Willow warbling

A simple image search on Google reveals any number of photos of the diminutive willow warbler

But we only caught a brief glance of one little bird through our ageing binoculars before it flew off to another more distant tree. Meanwhile, our walk along the marsh dyke beside the River Ken was like entering an echo chamber of warbles. Every quaking aspen and willow tree seemed to have its own occupier, chirping out a long sequence of bright, single tweets followed by a kind of chorus, a trill that dropped down the scale.

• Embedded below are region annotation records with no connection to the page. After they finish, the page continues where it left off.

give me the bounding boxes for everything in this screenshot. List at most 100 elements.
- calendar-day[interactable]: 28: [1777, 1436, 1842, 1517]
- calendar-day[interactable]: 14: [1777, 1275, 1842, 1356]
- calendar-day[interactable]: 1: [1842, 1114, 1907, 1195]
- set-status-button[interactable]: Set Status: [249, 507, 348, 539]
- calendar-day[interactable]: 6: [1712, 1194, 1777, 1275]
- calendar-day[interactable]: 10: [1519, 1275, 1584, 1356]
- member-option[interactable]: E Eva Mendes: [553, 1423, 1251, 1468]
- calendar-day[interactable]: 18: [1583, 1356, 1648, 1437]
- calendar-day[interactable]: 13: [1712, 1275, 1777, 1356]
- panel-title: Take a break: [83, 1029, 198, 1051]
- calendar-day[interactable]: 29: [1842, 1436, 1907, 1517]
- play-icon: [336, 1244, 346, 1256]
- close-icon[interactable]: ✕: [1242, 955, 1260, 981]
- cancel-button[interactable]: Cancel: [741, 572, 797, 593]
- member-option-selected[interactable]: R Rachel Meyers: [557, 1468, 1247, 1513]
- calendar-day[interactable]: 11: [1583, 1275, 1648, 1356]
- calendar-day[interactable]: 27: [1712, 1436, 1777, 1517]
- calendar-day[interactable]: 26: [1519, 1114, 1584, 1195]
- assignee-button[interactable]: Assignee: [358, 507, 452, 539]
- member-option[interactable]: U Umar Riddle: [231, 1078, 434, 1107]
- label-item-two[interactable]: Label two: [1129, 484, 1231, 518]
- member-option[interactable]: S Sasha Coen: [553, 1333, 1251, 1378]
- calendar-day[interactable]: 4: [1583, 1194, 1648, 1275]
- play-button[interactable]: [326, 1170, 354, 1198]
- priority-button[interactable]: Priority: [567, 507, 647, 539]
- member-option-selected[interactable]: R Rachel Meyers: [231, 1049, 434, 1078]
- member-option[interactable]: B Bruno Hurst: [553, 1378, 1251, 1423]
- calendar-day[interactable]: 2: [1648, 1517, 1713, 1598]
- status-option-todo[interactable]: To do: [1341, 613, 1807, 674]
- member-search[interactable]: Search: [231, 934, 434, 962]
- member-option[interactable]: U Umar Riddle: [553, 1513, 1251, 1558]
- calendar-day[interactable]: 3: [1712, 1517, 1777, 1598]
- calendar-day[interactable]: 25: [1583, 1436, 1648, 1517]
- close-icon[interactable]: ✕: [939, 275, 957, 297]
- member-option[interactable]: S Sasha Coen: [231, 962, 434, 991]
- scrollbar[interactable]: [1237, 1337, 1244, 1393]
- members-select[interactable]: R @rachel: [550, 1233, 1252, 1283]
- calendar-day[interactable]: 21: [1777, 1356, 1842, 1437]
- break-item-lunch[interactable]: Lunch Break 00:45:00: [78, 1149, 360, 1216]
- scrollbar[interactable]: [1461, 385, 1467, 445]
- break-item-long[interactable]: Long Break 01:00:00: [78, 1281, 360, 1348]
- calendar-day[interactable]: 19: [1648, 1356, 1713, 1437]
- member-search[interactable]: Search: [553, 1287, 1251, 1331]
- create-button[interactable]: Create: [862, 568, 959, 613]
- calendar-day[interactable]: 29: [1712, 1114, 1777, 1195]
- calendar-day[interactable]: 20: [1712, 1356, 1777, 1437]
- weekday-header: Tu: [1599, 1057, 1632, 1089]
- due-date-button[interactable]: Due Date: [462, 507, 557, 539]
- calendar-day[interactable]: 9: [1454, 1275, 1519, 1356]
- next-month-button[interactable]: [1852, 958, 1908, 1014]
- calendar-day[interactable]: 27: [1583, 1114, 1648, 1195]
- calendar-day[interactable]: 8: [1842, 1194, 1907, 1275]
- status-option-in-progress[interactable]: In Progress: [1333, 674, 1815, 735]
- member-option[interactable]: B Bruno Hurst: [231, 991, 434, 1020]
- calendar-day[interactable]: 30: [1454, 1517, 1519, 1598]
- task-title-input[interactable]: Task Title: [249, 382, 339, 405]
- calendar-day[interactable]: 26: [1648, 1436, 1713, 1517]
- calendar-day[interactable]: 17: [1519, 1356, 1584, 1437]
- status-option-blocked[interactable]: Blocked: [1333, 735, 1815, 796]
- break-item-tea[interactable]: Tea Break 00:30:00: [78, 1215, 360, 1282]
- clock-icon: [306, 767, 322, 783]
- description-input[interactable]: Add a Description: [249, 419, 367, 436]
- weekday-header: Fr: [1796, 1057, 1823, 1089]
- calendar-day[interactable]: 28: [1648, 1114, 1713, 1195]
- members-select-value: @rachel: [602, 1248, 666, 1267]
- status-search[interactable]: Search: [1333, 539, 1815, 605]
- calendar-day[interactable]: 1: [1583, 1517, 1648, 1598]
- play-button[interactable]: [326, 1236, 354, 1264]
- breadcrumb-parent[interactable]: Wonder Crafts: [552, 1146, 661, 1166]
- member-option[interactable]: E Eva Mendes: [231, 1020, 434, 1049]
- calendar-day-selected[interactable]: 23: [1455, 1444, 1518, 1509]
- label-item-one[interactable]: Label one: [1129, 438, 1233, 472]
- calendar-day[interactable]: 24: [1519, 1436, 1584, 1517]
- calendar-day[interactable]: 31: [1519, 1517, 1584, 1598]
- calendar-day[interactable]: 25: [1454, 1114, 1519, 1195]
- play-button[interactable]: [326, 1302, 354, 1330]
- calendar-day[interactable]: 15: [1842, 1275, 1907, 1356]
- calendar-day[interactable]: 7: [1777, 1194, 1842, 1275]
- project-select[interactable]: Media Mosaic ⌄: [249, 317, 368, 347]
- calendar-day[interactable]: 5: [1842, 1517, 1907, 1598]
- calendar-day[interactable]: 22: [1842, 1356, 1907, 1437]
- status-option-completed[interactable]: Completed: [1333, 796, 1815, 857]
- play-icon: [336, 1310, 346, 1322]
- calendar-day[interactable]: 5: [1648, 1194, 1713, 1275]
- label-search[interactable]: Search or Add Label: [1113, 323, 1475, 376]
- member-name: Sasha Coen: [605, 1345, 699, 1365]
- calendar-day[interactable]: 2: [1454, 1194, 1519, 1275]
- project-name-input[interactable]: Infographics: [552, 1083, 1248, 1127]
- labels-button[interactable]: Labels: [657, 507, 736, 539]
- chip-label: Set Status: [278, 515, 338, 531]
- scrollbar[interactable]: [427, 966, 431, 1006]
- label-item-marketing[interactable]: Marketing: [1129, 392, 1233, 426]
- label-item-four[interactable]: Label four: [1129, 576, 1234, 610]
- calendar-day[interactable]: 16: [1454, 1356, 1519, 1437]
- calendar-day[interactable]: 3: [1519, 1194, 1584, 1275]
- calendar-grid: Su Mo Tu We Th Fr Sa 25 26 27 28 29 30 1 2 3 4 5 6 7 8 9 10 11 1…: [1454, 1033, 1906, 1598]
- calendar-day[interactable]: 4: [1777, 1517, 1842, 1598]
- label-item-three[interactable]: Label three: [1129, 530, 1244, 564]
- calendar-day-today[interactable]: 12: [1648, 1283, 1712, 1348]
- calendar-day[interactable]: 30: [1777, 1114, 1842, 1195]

So we listened on a couple of different apps to bird song and finally the song, colouration, size and habitat matched up: willow warbler, for sure. There were a couple other birds having a go on the sound waves, but by far the most predominant was the warbler. When we delved deeper into Wikipedia, for example, we discovered that for its size, this little bird migrates the farthest: from northern Europe to sub-Saharan Africa for the winter months. No wonder then that the successful travellers were filling the air with their delight at returning!

A couple days ago I was reminiscing about a song written for me, a song that entwines itself in my emotional centre every time we look along the field up on our smallholding in Sparty Lea. No doubt I’ll hum it to myself when we’re back this week, just gently delighted to be in the place we’ve called home for so long. Unlike the birds, I shall not inflict it on the neighbours!

But I would love to live long enough to hear those willow whips in the boggy bit at the bottom of the field alive with bird song, perhaps even a warble or two. That would be another anticipatory joy, but meanwhile we shall simply revel in the song that’s all around us.